# Pedi Paws nail grinder



## Guest (Aug 24, 2008)

has anyone used this its being advertised on TV.


----------



## TN_LAB (Jul 26, 2008)

No.
Looks too much like a dremel rotary tool, which I do own and use with my dog.


----------



## Jennih40 (Nov 11, 2007)

Oh Yes, the Peticure! My hubby just HAD to order me one, bless his heart. The thing that caught his attention was its ability to catch the toenail dust which he has "issues" with when he's holding my guys for me to do nails. Anyway, it works great on my big guy (boxer mix) who just lays there and lets me dremel like crazy. But with the Curly-Coated Retriever who tends to jerk her leg with some uncontrollable reflex every time I get the dremel in place, its worthless. I can't get the toenail in the little hole, much less dremel it. She's a much better candidate for the regular dremel which I also have.


----------



## Guest (Aug 25, 2008)

Thanks I was at my feed store he had the oster nail grinder for 29.95 so I bought it


----------



## Cedarswamp (Apr 29, 2008)

I also use a Dremmel. Some groomers have been using them for years. I like using it b/c it leaves the nail smooth where it doesn't scratch with every little touch. It will take patience and another person to help hold the dog is always a plus. Take your time and don't start raising your voice. I started doing a 6 and a 9 year old in the last year. I can now do both without assistance. 

Alison


----------



## Thomas D (Jan 27, 2003)

What disc/stone do you use on the Dremmel?


----------



## jcasey (Mar 17, 2005)

I use the sanding band. I am not sure what grit.

http://www.dremel.com/en-us/AttachmentsAndAccessories/Pages/AttachmentsDetail.aspx?pid=438


----------



## Jennih40 (Nov 11, 2007)

To answer the question about what disc or stone, I use the 120 grit for heavy grinding and, if needed, the 60 grit to smooth them up.


----------



## Steve Hester (Apr 14, 2005)

Jennih40 said:


> To answer the question about what disc or stone, I use the 120 grit for heavy grinding and, if needed, the 60 grit to smooth them up.

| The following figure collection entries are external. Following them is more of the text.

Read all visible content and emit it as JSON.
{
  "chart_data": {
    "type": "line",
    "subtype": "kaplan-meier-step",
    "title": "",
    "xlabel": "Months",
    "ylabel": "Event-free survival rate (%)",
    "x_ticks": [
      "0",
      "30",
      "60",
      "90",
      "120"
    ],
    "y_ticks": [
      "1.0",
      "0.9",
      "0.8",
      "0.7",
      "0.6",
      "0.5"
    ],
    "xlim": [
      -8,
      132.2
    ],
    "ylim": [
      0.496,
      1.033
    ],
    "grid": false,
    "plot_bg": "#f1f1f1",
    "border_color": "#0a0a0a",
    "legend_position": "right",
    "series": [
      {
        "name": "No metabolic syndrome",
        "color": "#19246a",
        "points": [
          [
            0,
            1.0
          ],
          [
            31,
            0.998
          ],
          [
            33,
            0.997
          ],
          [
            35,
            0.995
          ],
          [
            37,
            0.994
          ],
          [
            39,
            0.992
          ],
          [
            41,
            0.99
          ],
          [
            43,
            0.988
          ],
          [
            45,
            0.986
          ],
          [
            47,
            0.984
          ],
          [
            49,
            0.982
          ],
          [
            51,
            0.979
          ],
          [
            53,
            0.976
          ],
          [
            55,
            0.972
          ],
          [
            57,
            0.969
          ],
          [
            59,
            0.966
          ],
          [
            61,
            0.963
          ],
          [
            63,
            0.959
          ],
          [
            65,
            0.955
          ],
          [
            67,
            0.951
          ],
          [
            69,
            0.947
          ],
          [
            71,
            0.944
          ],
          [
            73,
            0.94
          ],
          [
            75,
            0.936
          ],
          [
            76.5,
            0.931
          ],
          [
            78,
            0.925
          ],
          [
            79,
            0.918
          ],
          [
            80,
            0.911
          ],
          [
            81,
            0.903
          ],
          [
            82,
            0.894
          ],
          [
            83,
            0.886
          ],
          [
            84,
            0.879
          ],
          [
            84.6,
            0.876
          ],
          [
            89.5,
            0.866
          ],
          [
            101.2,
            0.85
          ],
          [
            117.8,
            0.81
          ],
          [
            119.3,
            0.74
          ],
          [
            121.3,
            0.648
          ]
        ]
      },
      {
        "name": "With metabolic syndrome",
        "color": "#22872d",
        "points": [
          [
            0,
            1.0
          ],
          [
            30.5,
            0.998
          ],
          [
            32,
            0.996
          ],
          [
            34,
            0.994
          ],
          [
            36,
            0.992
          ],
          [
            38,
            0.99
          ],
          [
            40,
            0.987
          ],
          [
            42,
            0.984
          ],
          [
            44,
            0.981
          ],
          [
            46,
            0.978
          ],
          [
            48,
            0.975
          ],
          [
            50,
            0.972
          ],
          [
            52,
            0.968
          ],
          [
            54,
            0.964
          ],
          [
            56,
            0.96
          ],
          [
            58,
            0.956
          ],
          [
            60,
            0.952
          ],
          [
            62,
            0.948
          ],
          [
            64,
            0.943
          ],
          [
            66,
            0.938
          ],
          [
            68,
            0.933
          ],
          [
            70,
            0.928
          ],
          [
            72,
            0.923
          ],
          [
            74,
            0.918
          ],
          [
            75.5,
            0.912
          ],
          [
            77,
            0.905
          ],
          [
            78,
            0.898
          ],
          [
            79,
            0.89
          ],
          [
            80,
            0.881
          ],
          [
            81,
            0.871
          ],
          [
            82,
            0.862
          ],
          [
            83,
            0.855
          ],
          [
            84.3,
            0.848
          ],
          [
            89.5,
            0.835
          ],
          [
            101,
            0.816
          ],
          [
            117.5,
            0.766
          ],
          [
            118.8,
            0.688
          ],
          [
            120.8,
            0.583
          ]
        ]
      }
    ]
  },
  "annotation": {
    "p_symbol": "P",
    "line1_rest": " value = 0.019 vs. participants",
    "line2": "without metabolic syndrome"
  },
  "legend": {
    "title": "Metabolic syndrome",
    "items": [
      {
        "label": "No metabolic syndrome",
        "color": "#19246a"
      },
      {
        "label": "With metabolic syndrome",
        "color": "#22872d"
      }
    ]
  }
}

I think you have your grits backwards there. The lower the grit number, the more coarse it is. The higher the number, the more fine the grit is.


----------



## jeff t. (Jul 24, 2003)

jcasey said:


> I use the sanding band. I am not sure what grit.
> 
> http://www.dremel.com/en-us/AttachmentsAndAccessories/Pages/AttachmentsDetail.aspx?pid=438


I use the coarse sanding band. I've tried other grits and find that the coarse band does the best job of removing nail material without building up excessive (and painful) heat on the dog's nail.


----------



## Jennih40 (Nov 11, 2007)

OOPS! My mistake, I must have confused my "grits"!  LOL

Does anyone have problems with their rechargeable battery operated dremel holding a charge? I'm on my second one of these in 4 years and I've about decided the good ole electric corded kind may last longer and give more continuous power.


----------